EM - Após quase trinta anos, o que falta o Blues Etílicos fazer? Esse projeto é um exemplo de que vocês ainda estão buscando abrir mais horizontes na música.
CB - A obra do Tião Carreiro, por exemplo, abriu o tampão da nossa mente. É muito gratificante descobrir a riqueza de um som de raiz, que sempre esteve aqui ao lado, mas que nós só percebemos agora. Modéstia à parte, conseguimos aí fazer uma coisa nova, bem world music. Diga-se que Menino da Porteira é uma das histórias mais blues que já toquei na vida. Eu, Otavio e Beto ficamos com nó na garganta ao fim da versão que tocamos em Santos.
EM - Vocês foram os fundadores do blues no Brasil. Como vê a cena blueseira de hoje?
CB - Acho que a cena vai bem, com muita novidade bacana. Sou fã do Laranjeletric, banda de blues carioca formada por músicos negros, coisa paradoxalmente rara no blues BR. Também do Rio tem a ótima cantora Sonja. Adoro o Fred Sunwalk, de Ribeirão. Curti muito tocar com o Bruno Marques, guitarrista mineiro de blues da melhor qualidade. O Cristiano Crochemore, gaúcho radicado no Rio, toca um blues rock de primeira. O Oly, de Porto Alegre, faz uma mistura de blues e milonga muito bacana. O Dillo D'Araújo, de Brasília, toca blues pra caramba, mas foca num trabalho fora do segmento. Tem ainda os ótimos Eric Asmar de Salvador e Artur Menezes de Fortaleza. Isso pra não falar da turma mais antiga. E com certeza estou esquecendo vários nomes recentes, é muita gente boa tocando blues.

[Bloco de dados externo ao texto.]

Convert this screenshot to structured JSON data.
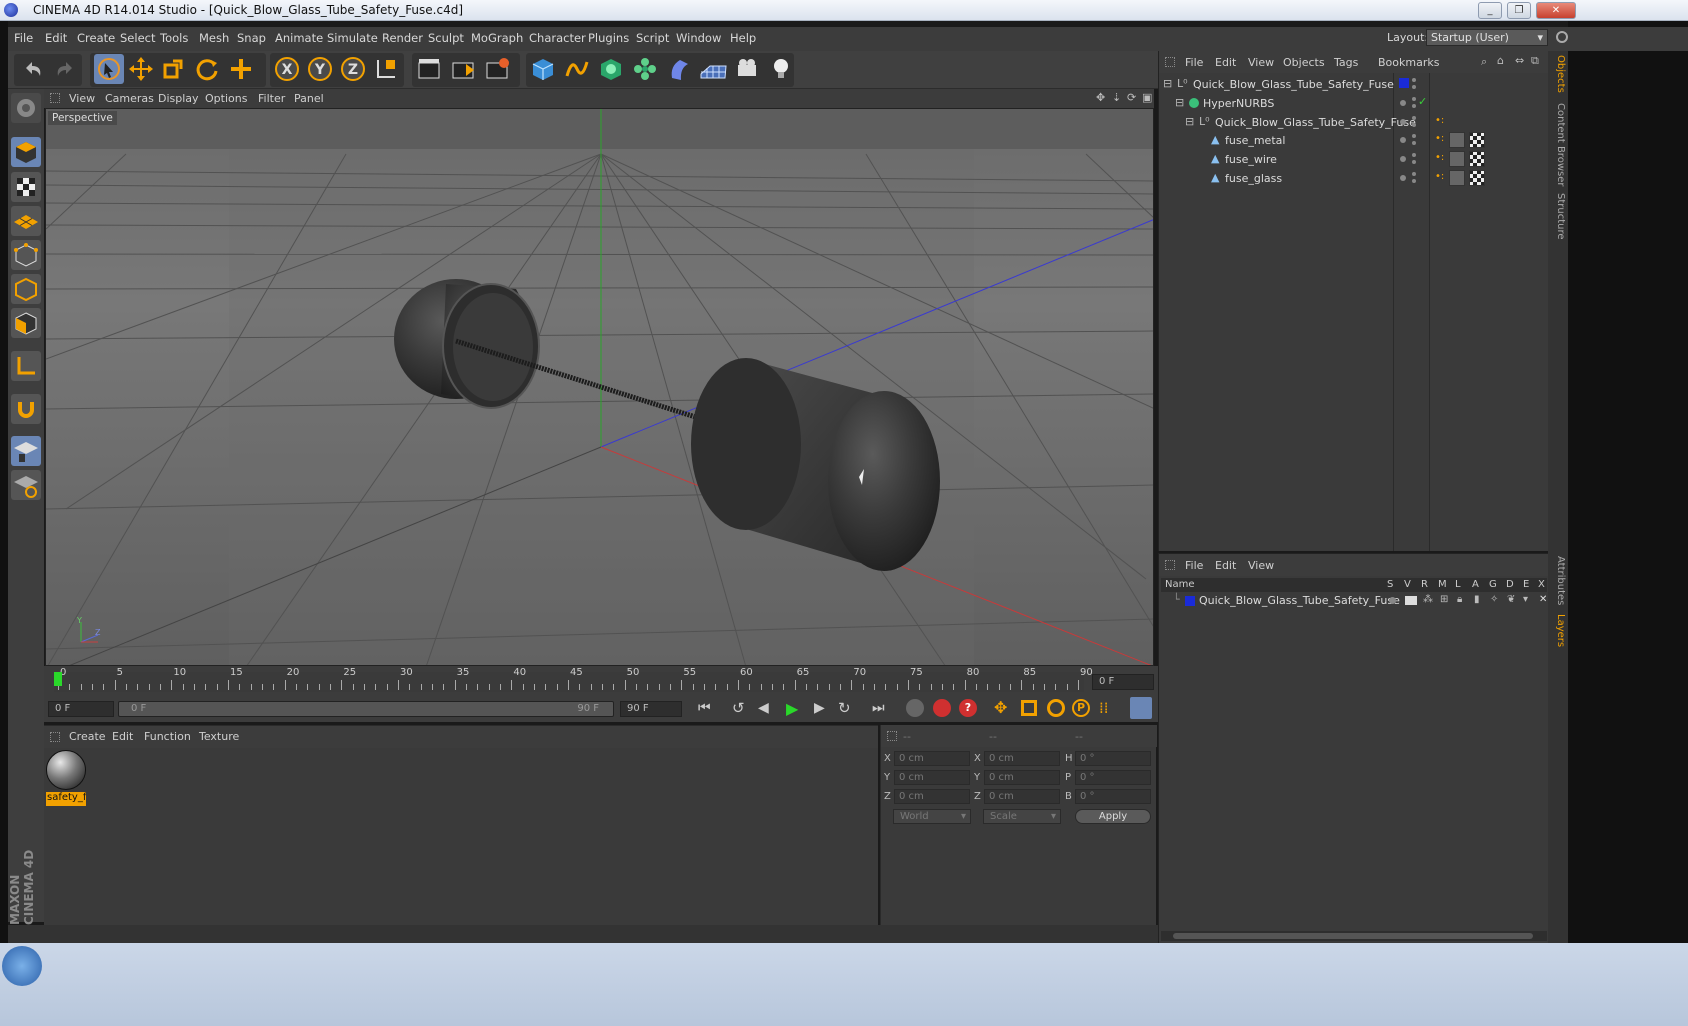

EM – No Puro Malte tem duas músicas que me chamaram a atenção. Cotidiano 2, do Toquinho e Vinícius, que retrata um momento do Rio quando a vida era mais relax. E Na Hora de Atravessar que retrata o momento atual, quando a pessoa tem de ficar mais alerta. Gostaria que falasse sobre isso.
CB - Bem, pra começo de conversa, o "nº2" do "Cotidiano" é código para "merda". Vem daquele papo "vou ao banheiro fazer nº2". A letra trata de um tipo de vida que para muitos, inclusive os autores e eu, é insuportável. É uma "calma" muito cara. Já em "Na Hora de Atravessar", a letra fala sobre a vida insegura numa megalópole moderna, num país onde respeitar leis, inclusive as de trânsito, é coisa de otário. Hoje, a falta de atenção à educação nas quatro décadas que separam as duas musicas resultou em milhões de pessoas sem estudo ou qualificação profissional. Pra complicar, a política de guerra às drogas não funcionou, até piorou as coisas. Como droga ilegal só perde para armas e petróleo em termos de lucro, isso levou a um crescimento exponencial das quadrilhas de varejistas, das milícias, da violência urbana e da corrupção entre policiais, políticos e militares. Afinal, não se fabricam drogas, fuzis, granadas e metralhadora .50 em favelas, né? A parada tem que passar por um caminho longo até chegar lá...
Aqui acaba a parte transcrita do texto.